Sobre filtros e histórias

Dia desses, assistindo a um episódio de um podcast cuja convidada era a Graziela Gonçalvez – popularmente conhecida como ”Grazon” e ex-esposa do cantor Chorão -, ouvi algo que me colocou a pensar por longos minutos. Para quem não sabe, em 2018, a Grazi publicou a obra ”Se não eu, quem vai fazer você feliz?”, um livro onde ela conta a sua história de amor com o artista. Ao ser questionada sobre as maiores dificuldades que enfrentou para escrever a obra, Grazi disse que, ao expor a sua história ali, em sua versão, sabia que ela passaria pelo filtro de cada uma das pessoas que a lesse, o que faria com que elas a interpretessam e, posteriormente, contassem a partir desse filtro, da maneira que quisessem.

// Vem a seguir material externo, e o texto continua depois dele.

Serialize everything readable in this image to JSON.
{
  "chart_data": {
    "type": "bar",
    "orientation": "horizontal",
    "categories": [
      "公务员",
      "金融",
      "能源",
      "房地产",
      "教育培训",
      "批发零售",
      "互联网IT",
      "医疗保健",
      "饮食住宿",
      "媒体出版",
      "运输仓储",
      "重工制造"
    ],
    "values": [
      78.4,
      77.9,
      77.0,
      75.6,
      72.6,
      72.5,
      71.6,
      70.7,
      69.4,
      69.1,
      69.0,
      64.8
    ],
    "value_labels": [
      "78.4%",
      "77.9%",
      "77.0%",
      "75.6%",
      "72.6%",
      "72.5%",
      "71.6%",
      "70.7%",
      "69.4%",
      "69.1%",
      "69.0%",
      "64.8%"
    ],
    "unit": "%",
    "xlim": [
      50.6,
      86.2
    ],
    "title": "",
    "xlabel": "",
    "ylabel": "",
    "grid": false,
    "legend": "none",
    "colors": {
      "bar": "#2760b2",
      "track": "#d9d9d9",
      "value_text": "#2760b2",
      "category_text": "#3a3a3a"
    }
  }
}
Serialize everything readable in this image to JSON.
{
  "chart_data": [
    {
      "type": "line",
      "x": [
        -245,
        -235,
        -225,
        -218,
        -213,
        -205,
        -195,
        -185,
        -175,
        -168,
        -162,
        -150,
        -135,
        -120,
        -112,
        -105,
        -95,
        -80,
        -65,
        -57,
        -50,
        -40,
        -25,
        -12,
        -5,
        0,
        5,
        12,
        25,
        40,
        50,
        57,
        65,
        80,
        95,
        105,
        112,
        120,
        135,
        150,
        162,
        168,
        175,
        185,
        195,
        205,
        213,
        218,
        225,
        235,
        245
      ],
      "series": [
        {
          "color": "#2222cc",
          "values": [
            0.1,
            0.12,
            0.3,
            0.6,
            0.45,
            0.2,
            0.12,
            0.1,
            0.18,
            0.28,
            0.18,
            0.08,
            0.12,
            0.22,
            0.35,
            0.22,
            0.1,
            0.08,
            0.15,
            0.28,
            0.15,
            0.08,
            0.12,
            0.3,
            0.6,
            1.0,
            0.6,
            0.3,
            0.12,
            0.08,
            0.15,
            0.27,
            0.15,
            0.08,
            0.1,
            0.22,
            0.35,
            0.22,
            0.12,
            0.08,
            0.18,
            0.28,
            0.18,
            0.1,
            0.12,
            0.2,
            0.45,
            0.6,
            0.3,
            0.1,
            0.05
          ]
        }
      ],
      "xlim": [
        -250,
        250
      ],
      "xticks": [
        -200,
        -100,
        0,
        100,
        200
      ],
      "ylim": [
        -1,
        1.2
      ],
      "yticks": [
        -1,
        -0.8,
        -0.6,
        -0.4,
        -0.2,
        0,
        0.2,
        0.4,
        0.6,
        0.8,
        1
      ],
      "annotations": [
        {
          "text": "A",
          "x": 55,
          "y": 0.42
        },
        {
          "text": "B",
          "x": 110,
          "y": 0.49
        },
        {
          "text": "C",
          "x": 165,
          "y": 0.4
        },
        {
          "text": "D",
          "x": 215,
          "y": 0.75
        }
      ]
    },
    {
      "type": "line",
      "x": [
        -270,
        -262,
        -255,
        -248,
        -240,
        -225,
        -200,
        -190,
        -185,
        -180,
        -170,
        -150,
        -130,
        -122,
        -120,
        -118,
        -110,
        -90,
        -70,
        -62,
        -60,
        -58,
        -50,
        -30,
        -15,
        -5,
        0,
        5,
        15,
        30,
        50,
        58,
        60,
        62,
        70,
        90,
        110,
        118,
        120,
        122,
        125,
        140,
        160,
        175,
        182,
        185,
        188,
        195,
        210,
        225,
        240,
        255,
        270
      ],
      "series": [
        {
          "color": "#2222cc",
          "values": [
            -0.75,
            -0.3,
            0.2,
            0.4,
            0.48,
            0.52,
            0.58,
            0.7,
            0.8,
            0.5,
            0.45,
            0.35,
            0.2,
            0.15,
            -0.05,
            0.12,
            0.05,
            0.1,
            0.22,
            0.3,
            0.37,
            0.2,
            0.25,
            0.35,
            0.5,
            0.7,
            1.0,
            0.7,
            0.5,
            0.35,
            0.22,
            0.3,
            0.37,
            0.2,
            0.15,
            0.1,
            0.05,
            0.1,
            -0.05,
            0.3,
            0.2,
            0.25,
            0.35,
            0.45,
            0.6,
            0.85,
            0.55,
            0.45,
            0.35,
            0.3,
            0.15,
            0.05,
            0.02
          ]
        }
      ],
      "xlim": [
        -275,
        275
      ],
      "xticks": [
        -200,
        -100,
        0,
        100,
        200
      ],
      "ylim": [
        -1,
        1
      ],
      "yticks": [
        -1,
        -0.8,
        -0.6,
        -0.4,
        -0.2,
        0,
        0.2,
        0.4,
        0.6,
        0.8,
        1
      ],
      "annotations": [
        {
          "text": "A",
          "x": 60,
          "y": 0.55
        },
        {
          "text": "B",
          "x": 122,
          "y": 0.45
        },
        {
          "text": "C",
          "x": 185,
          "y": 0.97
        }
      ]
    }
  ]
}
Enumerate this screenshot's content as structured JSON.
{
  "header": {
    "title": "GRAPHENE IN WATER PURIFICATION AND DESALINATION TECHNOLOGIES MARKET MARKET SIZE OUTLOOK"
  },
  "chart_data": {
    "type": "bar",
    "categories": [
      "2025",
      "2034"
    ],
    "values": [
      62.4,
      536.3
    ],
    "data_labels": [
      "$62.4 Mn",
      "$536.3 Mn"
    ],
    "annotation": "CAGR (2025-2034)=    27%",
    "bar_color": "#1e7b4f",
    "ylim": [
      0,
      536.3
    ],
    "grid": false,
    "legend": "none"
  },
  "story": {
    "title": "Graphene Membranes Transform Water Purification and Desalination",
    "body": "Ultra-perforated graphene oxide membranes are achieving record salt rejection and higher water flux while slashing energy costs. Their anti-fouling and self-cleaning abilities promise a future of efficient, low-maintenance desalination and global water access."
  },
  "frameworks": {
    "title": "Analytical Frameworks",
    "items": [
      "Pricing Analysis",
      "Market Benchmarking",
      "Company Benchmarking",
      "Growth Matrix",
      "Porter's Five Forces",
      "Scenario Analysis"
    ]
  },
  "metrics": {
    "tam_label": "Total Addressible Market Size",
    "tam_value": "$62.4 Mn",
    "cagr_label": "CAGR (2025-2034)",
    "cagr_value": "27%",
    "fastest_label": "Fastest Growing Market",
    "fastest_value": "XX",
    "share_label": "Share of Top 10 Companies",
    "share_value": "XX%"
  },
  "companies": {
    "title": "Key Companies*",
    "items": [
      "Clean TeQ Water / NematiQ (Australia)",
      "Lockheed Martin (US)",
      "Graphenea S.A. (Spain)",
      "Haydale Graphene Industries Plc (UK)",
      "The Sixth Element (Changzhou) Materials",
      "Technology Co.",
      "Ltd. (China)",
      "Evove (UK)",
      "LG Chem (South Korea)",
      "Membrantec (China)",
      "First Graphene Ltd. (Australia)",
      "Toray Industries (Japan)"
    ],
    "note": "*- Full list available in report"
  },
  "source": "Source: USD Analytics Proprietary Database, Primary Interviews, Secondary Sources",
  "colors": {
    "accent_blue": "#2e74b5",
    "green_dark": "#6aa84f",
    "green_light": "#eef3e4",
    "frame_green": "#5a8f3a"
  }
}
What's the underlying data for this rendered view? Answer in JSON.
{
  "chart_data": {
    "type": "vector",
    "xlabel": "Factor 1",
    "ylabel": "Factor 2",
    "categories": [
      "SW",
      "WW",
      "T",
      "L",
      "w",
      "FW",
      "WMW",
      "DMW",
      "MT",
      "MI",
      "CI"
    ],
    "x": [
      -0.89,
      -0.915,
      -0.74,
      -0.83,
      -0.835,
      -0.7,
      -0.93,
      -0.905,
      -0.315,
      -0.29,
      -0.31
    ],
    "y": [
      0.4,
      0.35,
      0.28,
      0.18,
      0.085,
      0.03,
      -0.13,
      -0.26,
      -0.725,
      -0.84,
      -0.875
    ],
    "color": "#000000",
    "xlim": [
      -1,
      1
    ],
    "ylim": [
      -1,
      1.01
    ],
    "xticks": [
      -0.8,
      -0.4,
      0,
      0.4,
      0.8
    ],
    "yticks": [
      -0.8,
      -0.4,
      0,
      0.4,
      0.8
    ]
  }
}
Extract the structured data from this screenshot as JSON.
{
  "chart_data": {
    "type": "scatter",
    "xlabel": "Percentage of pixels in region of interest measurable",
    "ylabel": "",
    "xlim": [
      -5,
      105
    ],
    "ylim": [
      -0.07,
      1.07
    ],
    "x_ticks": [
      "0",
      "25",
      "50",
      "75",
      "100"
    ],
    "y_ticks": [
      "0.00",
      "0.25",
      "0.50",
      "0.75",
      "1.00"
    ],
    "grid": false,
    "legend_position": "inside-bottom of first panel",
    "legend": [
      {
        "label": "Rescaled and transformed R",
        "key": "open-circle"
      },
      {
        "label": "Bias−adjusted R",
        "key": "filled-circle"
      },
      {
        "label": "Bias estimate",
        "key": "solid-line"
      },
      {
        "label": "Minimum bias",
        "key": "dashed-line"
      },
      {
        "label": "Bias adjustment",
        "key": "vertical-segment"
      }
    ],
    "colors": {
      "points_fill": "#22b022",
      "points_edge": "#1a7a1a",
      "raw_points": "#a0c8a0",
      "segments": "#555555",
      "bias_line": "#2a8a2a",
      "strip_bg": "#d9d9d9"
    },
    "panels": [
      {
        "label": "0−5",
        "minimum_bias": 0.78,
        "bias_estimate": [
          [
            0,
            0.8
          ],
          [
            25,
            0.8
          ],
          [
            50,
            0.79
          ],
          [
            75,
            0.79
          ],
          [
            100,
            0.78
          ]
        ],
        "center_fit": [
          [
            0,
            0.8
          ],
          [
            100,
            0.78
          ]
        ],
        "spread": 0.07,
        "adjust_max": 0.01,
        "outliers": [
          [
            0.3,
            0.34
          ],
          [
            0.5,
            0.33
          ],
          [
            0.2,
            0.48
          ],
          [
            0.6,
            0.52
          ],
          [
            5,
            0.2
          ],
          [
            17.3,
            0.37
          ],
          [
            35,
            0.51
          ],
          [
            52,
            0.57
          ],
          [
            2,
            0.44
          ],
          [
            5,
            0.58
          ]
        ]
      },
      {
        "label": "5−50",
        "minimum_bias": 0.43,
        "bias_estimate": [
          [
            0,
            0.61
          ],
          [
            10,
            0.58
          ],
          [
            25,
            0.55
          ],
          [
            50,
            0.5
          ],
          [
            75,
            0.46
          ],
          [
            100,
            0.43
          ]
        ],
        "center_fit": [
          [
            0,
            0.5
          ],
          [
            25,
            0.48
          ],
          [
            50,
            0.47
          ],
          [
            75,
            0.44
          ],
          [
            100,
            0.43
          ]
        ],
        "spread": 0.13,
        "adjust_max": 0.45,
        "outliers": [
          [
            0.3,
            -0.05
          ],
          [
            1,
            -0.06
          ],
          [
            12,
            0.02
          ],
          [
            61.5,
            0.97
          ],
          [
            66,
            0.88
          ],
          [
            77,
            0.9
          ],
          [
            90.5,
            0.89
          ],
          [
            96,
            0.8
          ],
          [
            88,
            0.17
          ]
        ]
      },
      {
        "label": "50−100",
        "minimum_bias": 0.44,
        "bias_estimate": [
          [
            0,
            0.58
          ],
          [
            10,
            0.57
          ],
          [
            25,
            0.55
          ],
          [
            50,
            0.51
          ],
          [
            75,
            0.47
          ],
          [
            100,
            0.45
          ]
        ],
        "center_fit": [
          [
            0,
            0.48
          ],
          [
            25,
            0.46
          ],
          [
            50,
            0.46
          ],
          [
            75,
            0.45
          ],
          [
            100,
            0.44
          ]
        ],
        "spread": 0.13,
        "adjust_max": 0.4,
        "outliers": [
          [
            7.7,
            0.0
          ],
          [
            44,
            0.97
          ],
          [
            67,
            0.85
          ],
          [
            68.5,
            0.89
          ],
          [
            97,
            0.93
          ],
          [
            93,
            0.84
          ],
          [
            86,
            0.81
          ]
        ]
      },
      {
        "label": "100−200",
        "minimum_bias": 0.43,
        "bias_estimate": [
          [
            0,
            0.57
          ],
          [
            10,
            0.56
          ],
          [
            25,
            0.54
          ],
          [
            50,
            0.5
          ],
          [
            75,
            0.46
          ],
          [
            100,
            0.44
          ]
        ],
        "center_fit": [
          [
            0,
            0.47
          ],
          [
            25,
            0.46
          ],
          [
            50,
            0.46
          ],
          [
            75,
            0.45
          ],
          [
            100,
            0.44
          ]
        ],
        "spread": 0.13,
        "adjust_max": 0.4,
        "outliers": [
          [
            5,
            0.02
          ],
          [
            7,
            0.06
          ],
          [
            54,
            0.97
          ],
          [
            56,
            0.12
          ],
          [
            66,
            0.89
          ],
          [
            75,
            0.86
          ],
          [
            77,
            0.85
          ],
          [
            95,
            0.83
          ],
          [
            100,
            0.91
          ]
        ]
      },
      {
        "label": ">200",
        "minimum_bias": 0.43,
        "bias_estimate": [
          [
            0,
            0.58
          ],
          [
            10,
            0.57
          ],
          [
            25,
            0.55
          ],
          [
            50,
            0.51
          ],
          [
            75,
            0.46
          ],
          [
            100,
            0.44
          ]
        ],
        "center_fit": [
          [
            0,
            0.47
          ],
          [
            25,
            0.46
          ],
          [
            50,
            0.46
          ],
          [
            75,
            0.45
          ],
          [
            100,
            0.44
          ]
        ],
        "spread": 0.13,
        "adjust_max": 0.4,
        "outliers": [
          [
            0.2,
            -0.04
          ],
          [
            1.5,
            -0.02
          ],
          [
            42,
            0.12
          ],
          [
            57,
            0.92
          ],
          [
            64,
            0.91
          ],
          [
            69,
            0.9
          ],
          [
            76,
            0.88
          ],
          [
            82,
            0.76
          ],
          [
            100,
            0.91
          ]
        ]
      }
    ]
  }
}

Sou fã da Grazi e de como ela conduziu todo esse processo da escrita e, mais ainda, do lançamento desse livro. Já o li três vezes e recomendo fortemente para os amantes de grandes histórias de amor e para os fãs da banda Charlie Brown Jr. Como ela mesma relata no podcast, foi preciso muito cuidado para contar uma história que ela viveu com alguém que não está mais aqui para se defender e ter a chance de dar a sua versão dos fatos. Afinal, já ouviu falar que toda história tem três lados: o de uma pessoa, o da outra e a verdade? Pois é.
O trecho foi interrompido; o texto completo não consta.